Trusted Access for Cyber: A New Tiered Defense Model
Alongside the GPT-5.5 release, OpenAI formalized and expanded its Trusted Access for Cyber program, which provides verified security professionals with reduced refusal rates and access to advanced cybersecurity capabilities.
This program, available at chatgpt.com/cyber, offers expanded access, starting with Codex, and targets organizations defending critical infrastructure power grids, water supplies, financial systems, and digital government assets.
A parallel track, GPT-5.4-Cyber, is available specifically for organizations defending critical infrastructure under stricter security requirements. OpenAI is also collaborating directly with government partners to explore how frontier AI can support official defenders responsible for national infrastructure.
This tiered model includes general access with strict classifiers, verified-defender access with reduced friction, and government/critical-infrastructure access with dedicated variants, representing a mature operational security posture that acknowledges both the offensive risk and the defensive imperative of frontier AI.
Agentic Coding as the New Attack Surface
One underappreciated cybersecurity implication of GPT-5.5 is the emergence of agentic coding as both an attack surface and a defense tool.
GPT-5.5 achieves 82.7% on Terminal-Bench 2.0 a benchmark for complex, multi-step command-line workflows requiring sustained planning and tool coordination versus GPT-5.4’s 75.1%. It also reaches 73.1% on Expert-SWE, an internal benchmark for long-horizon software engineering tasks with a median estimated human completion time of 20 hours.

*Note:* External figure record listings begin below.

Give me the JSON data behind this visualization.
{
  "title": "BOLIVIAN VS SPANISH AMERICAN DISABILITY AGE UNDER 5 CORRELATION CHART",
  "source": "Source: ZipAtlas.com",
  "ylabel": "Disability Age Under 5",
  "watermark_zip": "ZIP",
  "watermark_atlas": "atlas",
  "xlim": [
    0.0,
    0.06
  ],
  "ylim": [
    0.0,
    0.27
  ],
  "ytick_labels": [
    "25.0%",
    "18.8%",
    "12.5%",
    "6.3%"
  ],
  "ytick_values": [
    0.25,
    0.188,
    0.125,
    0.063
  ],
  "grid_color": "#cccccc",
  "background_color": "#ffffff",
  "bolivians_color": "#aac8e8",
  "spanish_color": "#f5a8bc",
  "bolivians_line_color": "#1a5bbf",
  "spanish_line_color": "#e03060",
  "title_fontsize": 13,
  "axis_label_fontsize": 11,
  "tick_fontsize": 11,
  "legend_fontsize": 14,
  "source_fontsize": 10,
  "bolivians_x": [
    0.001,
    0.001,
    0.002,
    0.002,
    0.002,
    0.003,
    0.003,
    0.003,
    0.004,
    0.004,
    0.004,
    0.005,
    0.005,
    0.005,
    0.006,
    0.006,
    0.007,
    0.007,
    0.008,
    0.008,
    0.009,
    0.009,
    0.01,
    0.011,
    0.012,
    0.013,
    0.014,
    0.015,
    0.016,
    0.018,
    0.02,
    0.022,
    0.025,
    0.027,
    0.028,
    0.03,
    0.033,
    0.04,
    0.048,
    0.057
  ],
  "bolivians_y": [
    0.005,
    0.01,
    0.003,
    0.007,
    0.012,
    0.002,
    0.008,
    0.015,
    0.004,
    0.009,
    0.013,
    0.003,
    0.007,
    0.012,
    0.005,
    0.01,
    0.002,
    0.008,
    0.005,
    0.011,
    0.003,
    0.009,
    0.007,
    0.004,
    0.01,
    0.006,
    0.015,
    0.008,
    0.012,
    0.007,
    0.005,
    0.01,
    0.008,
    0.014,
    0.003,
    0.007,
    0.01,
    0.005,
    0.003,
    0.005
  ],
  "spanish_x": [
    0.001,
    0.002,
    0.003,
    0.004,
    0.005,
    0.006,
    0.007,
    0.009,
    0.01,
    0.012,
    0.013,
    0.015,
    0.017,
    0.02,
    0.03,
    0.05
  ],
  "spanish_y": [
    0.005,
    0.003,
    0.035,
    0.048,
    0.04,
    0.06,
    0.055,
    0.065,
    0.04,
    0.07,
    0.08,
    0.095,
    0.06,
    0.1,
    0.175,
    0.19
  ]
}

These capabilities mean that AI agents deploying GPT-5.5 can now operate autonomously within developer environments for extended periods: committing code, running tests, navigating file systems, and resolving merge conflicts.
For enterprise security teams, this introduces a new class of insider-threat-adjacent risk: AI agents with deep codebase access, operating at machine speed, and capable of bypassing naive sandboxing.
Organizations integrating Codex or similar agentic frameworks into CI/CD pipelines should immediately audit agent permission scopes, enforce least-privilege principles on API keys surfaced to AI agents, and implement behavioral monitoring for unexpected file-system or network activity initiated by AI-driven processes.
Safety Evaluation Process and Responsible Deployment
OpenAI subjected GPT-5.5 to its full safety and governance pipeline before release: preparedness evaluations, targeted biology and cybersecurity domain testing, internal and external red-teaming across nearly 200 trusted early-access partners, and post-deployment monitoring infrastructure.
The GPT-5.5 system card, updated April 24, 2026, to reflect additional API safeguards, is publicly available and details the specific mitigations applied to cybersecurity and bio/chem workflows. The model is now available in the API at $5 per 1M input tokens and $30 per 1M output tokens, with GPT-5.5 Pro priced at $30/$180 per 1M input/output tokens, respectively.
FAQ
Q1: Is GPT-5.5 capable of creating zero-day exploits autonomously?
No, OpenAI confirms GPT-5.5 is rated “High” but not “Critical” under its Preparedness Framework, meaning it cannot autonomously develop functional zero-days against hardened real-world systems without human intervention.
Q2: How can verified security professionals access GPT-5.5’s advanced cyber capabilities with fewer restrictions?
Verified defenders can apply for the Trusted Access for Cyber program at chatgpt.com/cyber to reduce unnecessary refusals on legitimate defensive work.
Q3: What cybersecurity benchmarks did GPT-5.5 achieve compared to rival models?
GPT-5.5 scored 81.8% on CyberGym and 88.1% on internal CTF challenges, outperforming Claude Opus 4.7 (73.1%) and GPT-5.4 (79.0% / 83.7%) on both.
Q4: What new safeguards did OpenAI deploy with GPT-5.5 to prevent cybersecurity misuse? OpenAI introduced stricter AI classifiers, tighter controls on high-risk cyber requests, protections against repeated misuse, and authenticated access controls validated by external experts.